Na peça, o advogado Caetano Neto alega que o governador nomeou, sem passar pelo crivo do Legislativo, diversos titulares para cargos administrativos em fundações públicas e autarquias

A decisão de dar prosseguimento ou não à demanda cabe ao presidente do Legislativo

Porto Velho, RO – Impeachment em 90 dias de mandato. É isso mesmo que você leu! Ao receber a notícia, o governador Marcos Rocha, do PSL de Jair Bolsonaro, um dos três eleitos pela legenda liberal em todo o Brasil, deve ter achado que se tratava de pegadinha do Dia Da Mentira. Isso porque a petição foi protocolada na segunda-feira, 1º de abril, na Assembleia Legislativa de Rondônia (ALE/RO) pelo advogado Caetano Neto.

Um pedido que, convenhamos, não é nada comum diante do curto espaço de tempo entre a assunção ao posto de chefe do Executivo e a solicitação de afastamento requerida por membro da sociedade civil.

É a primeira denúncia contra um governador Bolsonarista que pode resultar em cassação.

São três as opções no horizonte: o pleito prospera e o governador é cassado; a verdade o libertará isentando-o de crime de responsabilidade; ou a ALE/RO sequer dará prosseguimento à denúncia.

Entretanto, o pedido tem razão de existir.

Na peça, basicamente, o causídico alega que o governador nomeou, sem passar pelo crivo do Legislativo, diversos titulares para cargos administrativos em fundações públicas e autarquias.

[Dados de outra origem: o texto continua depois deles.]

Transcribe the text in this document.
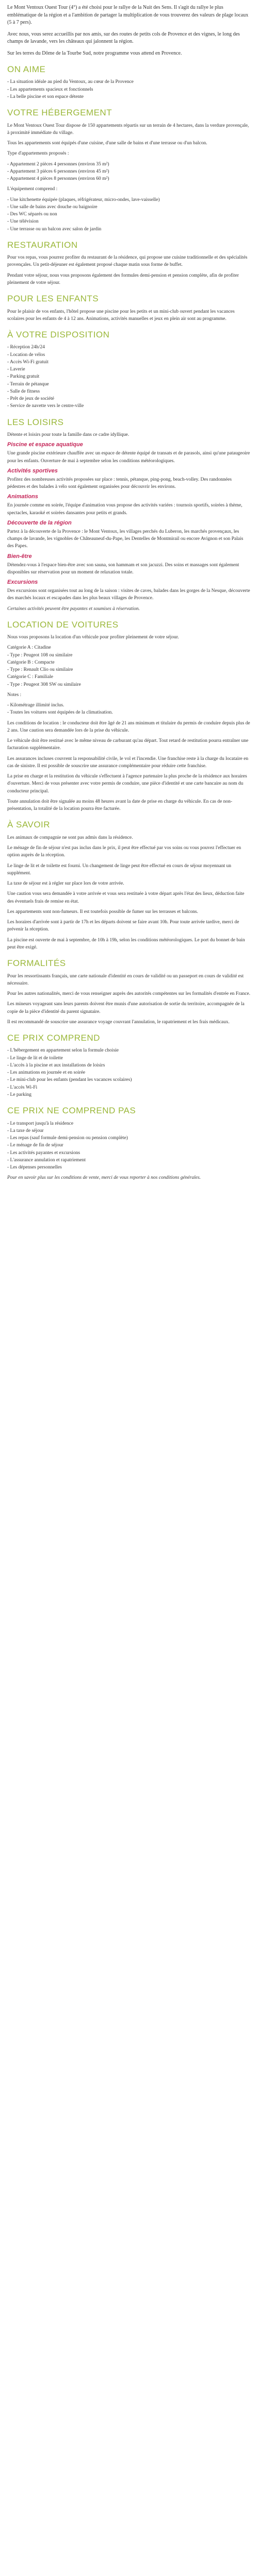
Le Mont Ventoux Ouest Tour (4°) a été choisi pour le rallye de la Nuit des Sens. Il s'agit du rallye le plus emblématique de la région et a l'ambition de partager la multiplication de vous trouverez des valeurs de plage locaux (5 à 7 pers).

Avec nous, vous serez accueillis par nos amis, sur des routes de petits cols de Provence et des vignes, le long des champs de lavande, vers les châteaux qui jalonnent la région.

Sur les terres du Dôme de la Tourbe Sud, notre programme vous attend en Provence.

ON AIME
- La situation idéale au pied du Ventoux, au cœur de la Provence
- Les appartements spacieux et fonctionnels
- La belle piscine et son espace détente
VOTRE HÉBERGEMENT

Le Mont Ventoux Ouest Tour dispose de 150 appartements répartis sur un terrain de 4 hectares, dans la verdure provençale, à proximité immédiate du village.

Tous les appartements sont équipés d'une cuisine, d'une salle de bains et d'une terrasse ou d'un balcon.

Type d'appartements proposés :

- Appartement 2 pièces 4 personnes (environ 35 m²)
- Appartement 3 pièces 6 personnes (environ 45 m²)
- Appartement 4 pièces 8 personnes (environ 60 m²)

L'équipement comprend :

- Une kitchenette équipée (plaques, réfrigérateur, micro-ondes, lave-vaisselle)
- Une salle de bains avec douche ou baignoire
- Des WC séparés ou non
- Une télévision
- Une terrasse ou un balcon avec salon de jardin
RESTAURATION

Pour vos repas, vous pourrez profiter du restaurant de la résidence, qui propose une cuisine traditionnelle et des spécialités provençales. Un petit-déjeuner est également proposé chaque matin sous forme de buffet.

Pendant votre séjour, nous vous proposons également des formules demi-pension et pension complète, afin de profiter pleinement de votre séjour.

POUR LES ENFANTS

Pour le plaisir de vos enfants, l'hôtel propose une piscine pour les petits et un mini-club ouvert pendant les vacances scolaires pour les enfants de 4 à 12 ans. Animations, activités manuelles et jeux en plein air sont au programme.

À VOTRE DISPOSITION
- Réception 24h/24
- Location de vélos
- Accès Wi-Fi gratuit
- Laverie
- Parking gratuit
- Terrain de pétanque
- Salle de fitness
- Prêt de jeux de société
- Service de navette vers le centre-ville
LES LOISIRS

Détente et loisirs pour toute la famille dans ce cadre idyllique.

Piscine et espace aquatique

Une grande piscine extérieure chauffée avec un espace de détente équipé de transats et de parasols, ainsi qu'une pataugeoire pour les enfants. Ouverture de mai à septembre selon les conditions météorologiques.

Activités sportives

Profitez des nombreuses activités proposées sur place : tennis, pétanque, ping-pong, beach-volley. Des randonnées pédestres et des balades à vélo sont également organisées pour découvrir les environs.

Animations

En journée comme en soirée, l'équipe d'animation vous propose des activités variées : tournois sportifs, soirées à thème, spectacles, karaoké et soirées dansantes pour petits et grands.

Découverte de la région

Partez à la découverte de la Provence : le Mont Ventoux, les villages perchés du Luberon, les marchés provençaux, les champs de lavande, les vignobles de Châteauneuf-du-Pape, les Dentelles de Montmirail ou encore Avignon et son Palais des Papes.

Bien-être

Détendez-vous à l'espace bien-être avec son sauna, son hammam et son jacuzzi. Des soins et massages sont également disponibles sur réservation pour un moment de relaxation totale.

Excursions

Des excursions sont organisées tout au long de la saison : visites de caves, balades dans les gorges de la Nesque, découverte des marchés locaux et escapades dans les plus beaux villages de Provence.

Certaines activités peuvent être payantes et soumises à réservation.

LOCATION DE VOITURES

Nous vous proposons la location d'un véhicule pour profiter pleinement de votre séjour.

Catégorie A : Citadine
- Type : Peugeot 108 ou similaire
Catégorie B : Compacte
- Type : Renault Clio ou similaire
Catégorie C : Familiale
- Type : Peugeot 308 SW ou similaire

Notes :

- Kilométrage illimité inclus.
- Toutes les voitures sont équipées de la climatisation.

Les conditions de location : le conducteur doit être âgé de 21 ans minimum et titulaire du permis de conduire depuis plus de 2 ans. Une caution sera demandée lors de la prise du véhicule.

Le véhicule doit être restitué avec le même niveau de carburant qu'au départ. Tout retard de restitution pourra entraîner une facturation supplémentaire.

Les assurances incluses couvrent la responsabilité civile, le vol et l'incendie. Une franchise reste à la charge du locataire en cas de sinistre. Il est possible de souscrire une assurance complémentaire pour réduire cette franchise.

La prise en charge et la restitution du véhicule s'effectuent à l'agence partenaire la plus proche de la résidence aux horaires d'ouverture. Merci de vous présenter avec votre permis de conduire, une pièce d'identité et une carte bancaire au nom du conducteur principal.

Toute annulation doit être signalée au moins 48 heures avant la date de prise en charge du véhicule. En cas de non-présentation, la totalité de la location pourra être facturée.

À SAVOIR

Les animaux de compagnie ne sont pas admis dans la résidence.

Le ménage de fin de séjour n'est pas inclus dans le prix, il peut être effectué par vos soins ou vous pouvez l'effectuer en option auprès de la réception.

Le linge de lit et de toilette est fourni. Un changement de linge peut être effectué en cours de séjour moyennant un supplément.

La taxe de séjour est à régler sur place lors de votre arrivée.

Une caution vous sera demandée à votre arrivée et vous sera restituée à votre départ après l'état des lieux, déduction faite des éventuels frais de remise en état.

Les appartements sont non-fumeurs. Il est toutefois possible de fumer sur les terrasses et balcons.

Les horaires d'arrivée sont à partir de 17h et les départs doivent se faire avant 10h. Pour toute arrivée tardive, merci de prévenir la réception.

La piscine est ouverte de mai à septembre, de 10h à 19h, selon les conditions météorologiques. Le port du bonnet de bain peut être exigé.

FORMALITÉS

Pour les ressortissants français, une carte nationale d'identité en cours de validité ou un passeport en cours de validité est nécessaire.

Pour les autres nationalités, merci de vous renseigner auprès des autorités compétentes sur les formalités d'entrée en France.

Les mineurs voyageant sans leurs parents doivent être munis d'une autorisation de sortie du territoire, accompagnée de la copie de la pièce d'identité du parent signataire.

Il est recommandé de souscrire une assurance voyage couvrant l'annulation, le rapatriement et les frais médicaux.

CE PRIX COMPREND
- L'hébergement en appartement selon la formule choisie
- Le linge de lit et de toilette
- L'accès à la piscine et aux installations de loisirs
- Les animations en journée et en soirée
- Le mini-club pour les enfants (pendant les vacances scolaires)
- L'accès Wi-Fi
- Le parking
CE PRIX NE COMPREND PAS
- Le transport jusqu'à la résidence
- La taxe de séjour
- Les repas (sauf formule demi-pension ou pension complète)
- Le ménage de fin de séjour
- Les activités payantes et excursions
- L'assurance annulation et rapatriement
- Les dépenses personnelles

Pour en savoir plus sur les conditions de vente, merci de vous reporter à nos conditions générales.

De acordo com a Constituição Estadual, o § 7º do Art. 11, que já passou por controle de constitucionalidade no Tribunal de Justiça de Rondônia (TJ/RO), inclusive, versa:
“[…] Art. 11. A administração pública direta, indireta ou fundacional de qualquer dos Poderes do Estado obedecerá aos princípios de legalidade, impessoalidade, moralidade, publicidade e ao disposto no art. 37 da Constituição Federal e nesta Constituição. […] § 7º Os Presidentes e Diretores de Autarquias e Fundações do Estado, serão escolhidos e nomeados pelo Governador, após aprovação pela maioria absoluta dos Membros da Assembleia Legislativa […]”

Dentre os 14 nomes apontados pelo jurista no pedido de impedimento, pelo menos nove foram nomeados de maneira supostamente inconstitucional pelo governador amigo do presidente Jair Bolsonaro.

Agora, cabe ao presidente da ALE/RO, o tucano Laerte Gomes, aliado do candidato derrotado por Rocha no segundo turno, o senador cassado Expedito Júnior (PSDB), dar prosseguimento à análise da matéria ou não.

Até lá, aporrinhação e farelo de discurso de ‘nova política’.